The Sigh-Of-Relief Binge

By Kevin Hassett - December 24, 2003 12:00 AM

One of the striking regularities in the economic data is the recurrent propensity of incumbents to do very well in elections when the economy is doing well. As Yale economist Ray Fair and a number of others have found, there is a strong and statistically significant relationship between economic data and electoral outcomes. The evidence suggests that voters give Presidents in particular a great deal of credit or blame for the state of the economy.


If that pattern continues, President Bush will be a very happy man next year. This week's final GDP report for the third quarter indicated that GDP growth was indeed as fast as preliminary estimates suggested, with blockbuster growth in consumer and business spending driving growth above 8 percent. A number of details below the top line suggest that the economy's momentum will sustain itself in the fourth quarter and into next year. Business capital spending jumped 12.8 percent, and recent orders data suggest that the surge in capital spending is the front of an enormous wave of capital purchases rather than a temporary blip. In addition, consumer spending on big-ticket items, especially automobiles, suggested that heady times are here again.


Now that the evidence is so clear that the economy has recovered, economists have begun to attempt to allocate the credit for the turnaround amongst the various candidates. Several of my economist friends and I debated the proper allocation over lunch a few days ago, and the most surprising outcome of our chat was our unanimity. Both the Democratic and Republican economists present agreed that the biggest single contributor to the explosion of growth has been the strange sequence of exogenous shocks that kept the economy on hold for almost two years. The oil shock of the election year was followed by the terrorist attacks on 9/11, which lead to war in Afghanistan and then war in Iraq. Each time the economy seemed poised to soar, another geopolitical shock occurred that signaled to economic agents that they should hold off making big decisions until the dust settled. Now that Saddam is out of power, we have experienced a lengthy period without any new shock, or even rumor of a new shock, and the result has been astonishing growth.

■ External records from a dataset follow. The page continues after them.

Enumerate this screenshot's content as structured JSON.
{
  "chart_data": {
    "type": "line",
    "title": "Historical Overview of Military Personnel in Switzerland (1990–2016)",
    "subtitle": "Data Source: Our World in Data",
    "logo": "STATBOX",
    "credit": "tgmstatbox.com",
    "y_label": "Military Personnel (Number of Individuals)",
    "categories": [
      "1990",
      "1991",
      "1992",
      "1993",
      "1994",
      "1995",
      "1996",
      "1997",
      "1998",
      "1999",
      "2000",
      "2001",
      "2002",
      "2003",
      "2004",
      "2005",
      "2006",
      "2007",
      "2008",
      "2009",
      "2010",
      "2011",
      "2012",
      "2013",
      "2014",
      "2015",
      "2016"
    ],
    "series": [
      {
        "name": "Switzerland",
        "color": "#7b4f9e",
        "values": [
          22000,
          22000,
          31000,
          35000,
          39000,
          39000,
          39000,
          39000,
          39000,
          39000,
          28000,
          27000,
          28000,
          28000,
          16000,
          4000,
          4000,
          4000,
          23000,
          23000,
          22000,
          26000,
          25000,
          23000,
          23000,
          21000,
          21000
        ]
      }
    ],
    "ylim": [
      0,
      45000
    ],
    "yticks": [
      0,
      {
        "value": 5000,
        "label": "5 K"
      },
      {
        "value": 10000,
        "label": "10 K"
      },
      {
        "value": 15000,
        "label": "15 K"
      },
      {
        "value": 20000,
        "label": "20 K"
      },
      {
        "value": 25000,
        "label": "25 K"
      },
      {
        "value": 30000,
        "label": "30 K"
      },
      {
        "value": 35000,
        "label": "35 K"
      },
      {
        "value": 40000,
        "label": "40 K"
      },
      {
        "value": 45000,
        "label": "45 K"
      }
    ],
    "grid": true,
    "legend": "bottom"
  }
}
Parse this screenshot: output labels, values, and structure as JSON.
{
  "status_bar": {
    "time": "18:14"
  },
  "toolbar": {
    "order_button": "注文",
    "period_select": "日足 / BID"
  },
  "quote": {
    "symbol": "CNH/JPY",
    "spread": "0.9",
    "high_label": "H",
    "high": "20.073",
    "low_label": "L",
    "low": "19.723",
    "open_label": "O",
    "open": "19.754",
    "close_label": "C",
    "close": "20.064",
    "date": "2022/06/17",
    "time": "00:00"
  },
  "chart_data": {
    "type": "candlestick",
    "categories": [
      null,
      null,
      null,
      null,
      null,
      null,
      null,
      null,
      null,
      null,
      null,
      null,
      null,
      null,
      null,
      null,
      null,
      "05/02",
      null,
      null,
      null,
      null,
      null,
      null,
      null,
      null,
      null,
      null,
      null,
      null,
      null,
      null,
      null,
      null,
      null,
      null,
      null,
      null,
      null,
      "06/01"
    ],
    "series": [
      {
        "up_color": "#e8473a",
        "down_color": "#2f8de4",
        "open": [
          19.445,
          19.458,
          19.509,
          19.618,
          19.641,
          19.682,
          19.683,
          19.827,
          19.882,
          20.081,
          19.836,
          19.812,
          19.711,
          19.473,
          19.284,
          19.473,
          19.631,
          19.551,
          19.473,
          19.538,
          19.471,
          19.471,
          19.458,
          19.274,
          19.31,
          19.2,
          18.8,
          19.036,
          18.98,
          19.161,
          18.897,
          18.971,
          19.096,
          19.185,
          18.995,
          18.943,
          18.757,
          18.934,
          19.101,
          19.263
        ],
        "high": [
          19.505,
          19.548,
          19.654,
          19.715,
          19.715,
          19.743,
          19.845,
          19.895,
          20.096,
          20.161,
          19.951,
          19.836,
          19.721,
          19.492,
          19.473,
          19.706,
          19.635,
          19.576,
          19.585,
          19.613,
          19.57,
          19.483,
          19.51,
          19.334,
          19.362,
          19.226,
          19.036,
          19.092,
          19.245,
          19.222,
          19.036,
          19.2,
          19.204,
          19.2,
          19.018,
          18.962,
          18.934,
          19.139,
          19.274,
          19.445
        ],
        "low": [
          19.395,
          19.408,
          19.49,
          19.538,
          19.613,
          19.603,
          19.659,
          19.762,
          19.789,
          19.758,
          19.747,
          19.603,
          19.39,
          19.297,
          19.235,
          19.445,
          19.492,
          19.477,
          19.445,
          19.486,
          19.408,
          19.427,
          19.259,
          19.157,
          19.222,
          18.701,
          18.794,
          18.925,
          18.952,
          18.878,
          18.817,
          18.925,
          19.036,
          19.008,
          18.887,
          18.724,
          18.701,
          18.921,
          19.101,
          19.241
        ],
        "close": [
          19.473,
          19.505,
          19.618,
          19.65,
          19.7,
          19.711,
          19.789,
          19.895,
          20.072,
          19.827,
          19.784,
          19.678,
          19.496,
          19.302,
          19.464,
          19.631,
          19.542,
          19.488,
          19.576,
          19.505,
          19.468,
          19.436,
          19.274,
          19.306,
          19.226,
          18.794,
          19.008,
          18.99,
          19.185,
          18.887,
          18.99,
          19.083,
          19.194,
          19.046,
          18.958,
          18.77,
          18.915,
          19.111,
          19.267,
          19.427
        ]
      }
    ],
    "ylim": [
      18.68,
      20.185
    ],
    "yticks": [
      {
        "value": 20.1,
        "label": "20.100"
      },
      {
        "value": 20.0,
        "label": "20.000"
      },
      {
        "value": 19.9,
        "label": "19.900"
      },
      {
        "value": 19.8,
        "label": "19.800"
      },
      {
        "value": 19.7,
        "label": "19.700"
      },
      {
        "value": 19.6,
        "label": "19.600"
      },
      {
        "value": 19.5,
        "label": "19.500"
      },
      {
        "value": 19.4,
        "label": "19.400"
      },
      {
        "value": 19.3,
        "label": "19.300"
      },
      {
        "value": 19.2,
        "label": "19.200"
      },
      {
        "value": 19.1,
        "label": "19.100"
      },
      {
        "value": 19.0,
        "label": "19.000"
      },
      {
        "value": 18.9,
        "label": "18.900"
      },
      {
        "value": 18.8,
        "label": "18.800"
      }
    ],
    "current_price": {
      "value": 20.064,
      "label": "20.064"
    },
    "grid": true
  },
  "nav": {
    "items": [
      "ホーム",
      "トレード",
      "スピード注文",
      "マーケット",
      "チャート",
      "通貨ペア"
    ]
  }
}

Why is the growth so astonishing? Think of it this way. If you were nervous that you might lose your job, then you might hold off from purchasing a new car. After a year or two of repairing your old car, suppose that you received a great evaluation from your boss. That evaluation might make you feel more secure and likely to buy a car, but there is another thing contributing to that as well. Because of your prior caution, you are driving around in an especially old car! Accordingly, if collectively firms and consumers wake up from a long nightmare and decide that the sun is shining again, then they will look at their capital and durable goods and think "I need to replace that old piece of junk" and their spending will surge enormously.


This pattern is unusually striking today because of the repeated shocks. Indeed, the sigh-of-relief binge is only just beginning. Next year will likely be one of the better years on record for capital spending and GDP growth.


Tax policy has certainly helped get the binge going -- my friends and I seemed to agree that GDP growth has been about a percent higher over the past two years because of tax policy. Aggressive monetary policy has also greased the wheels. But the absence of geopolitical disruption (and the presence of so much disruption in prior years) explains our current good fortune. Good policy can help around the edges, but 8.2 percent GDP growth cannot possibly be attributed to it.


The election melodrama that will unfold next year will obscure these points. President Bush and his supporters will claim that the booming economy proves that he is a policy impresario; the Democratic challengers will claim that the growth will surely reverse itself soon because of Bush's terrible policies. Both will be wrong, but political history suggests that voters will be listening.